TSMC says started mass production of 'most advanced' 2nm chips

AFP
A worker walks past the 2-nanometer fabrication plant of TSMC at Nanzih Technology Industrial Park in Kaohsiung on December 23, 2025
A worker walks past the 2-nanometer fabrication plant of TSMC at Nanzih Technology Industrial Park in Kaohsiung on December 23, 2025
© AFP/File

Taiwanese tech titan TSMC has started mass producing its cutting-edge 2-nanometre semiconductor chips, the company said in a statement seen by AFP on Wednesday.

TSMC is the world’s largest contract maker of chips, used in everything from smartphones to missiles, and counts Nvidia and Apple among its clients.

“TSMC’s 2nm (N2) technology has started volume production in 4Q25 as planned,” TSMC said in an undated statement on its website.

The chips will be the “most advanced technology in the semiconductor industry in terms of both density and energy efficiency”, the company said.

“N2 technology, with leading nanosheet transistor structure, will deliver full-node performance and power benefits to address the increasing need for energy-efficient computing.”

The chips will be produced at TSMC’s “Fab 22" facility in the southern port city of Kaohsiung.

More than half of the world’s semiconductors, and nearly all of the most advanced ones used to power artificial intelligence technology, are made in Taiwan.

TSMC has been a massive beneficiary of the frenzy in AI investment. Nvidia and Apple are among firms pouring many billions of dollars into chips, servers and data centres.

AI-related spending is soaring worldwide, and is expected to reach approximately $1.5 trillion by 2025, according to US research firm Gartner, and over $2 trillion in 2026 -- nearly two percent of global GDP.

Taiwan’s dominance of the chip industry has long been seen as a “silicon shield” protecting it from an invasion or blockade by China -- which claims the island is part of its sovereign territory -- and an incentive for the United States to defend it.

But the threat of a Chinese attack has fuelled concerns about potential disruptions to global supply chains and has increased pressure for more chip production beyond Taiwan’s shores.

Chinese fighter jets and warships encircled Taiwan during live-fire drills this week aimed at simulating a blockade of the democratic island’s key ports and assaults on maritime targets.

Taipei, which slammed the two-day war games as “highly provocative and reckless”, said the manoeuvre failed to impose a blockade on the island.

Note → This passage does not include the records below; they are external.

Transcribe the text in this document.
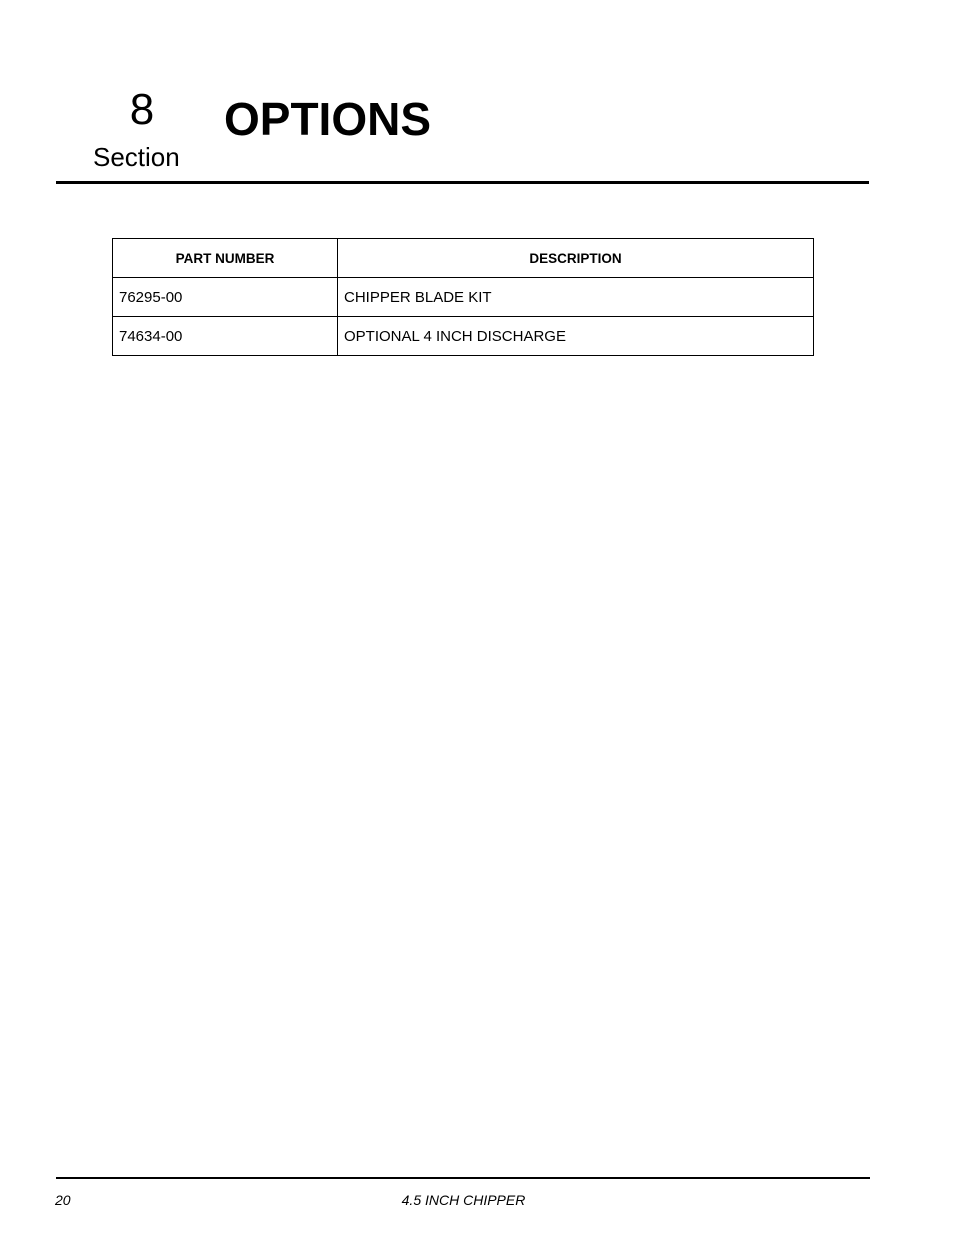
8
Section
OPTIONS
PART NUMBER	DESCRIPTION
76295-00	CHIPPER BLADE KIT
74634-00	OPTIONAL 4 INCH DISCHARGE
20	4.5 INCH CHIPPER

TSMC has invested in chip fabrication facilities in the United States, Japan and Germany to meet soaring demand for semiconductors, which have become the lifeblood of the global economy.

But in an interview with AFP this month, Taiwanese Deputy Foreign Minister Francois Chih-chung Wu said the island planned to keep making the “most advanced” chips on home soil and remain “indispensable” to the global semiconductor industry.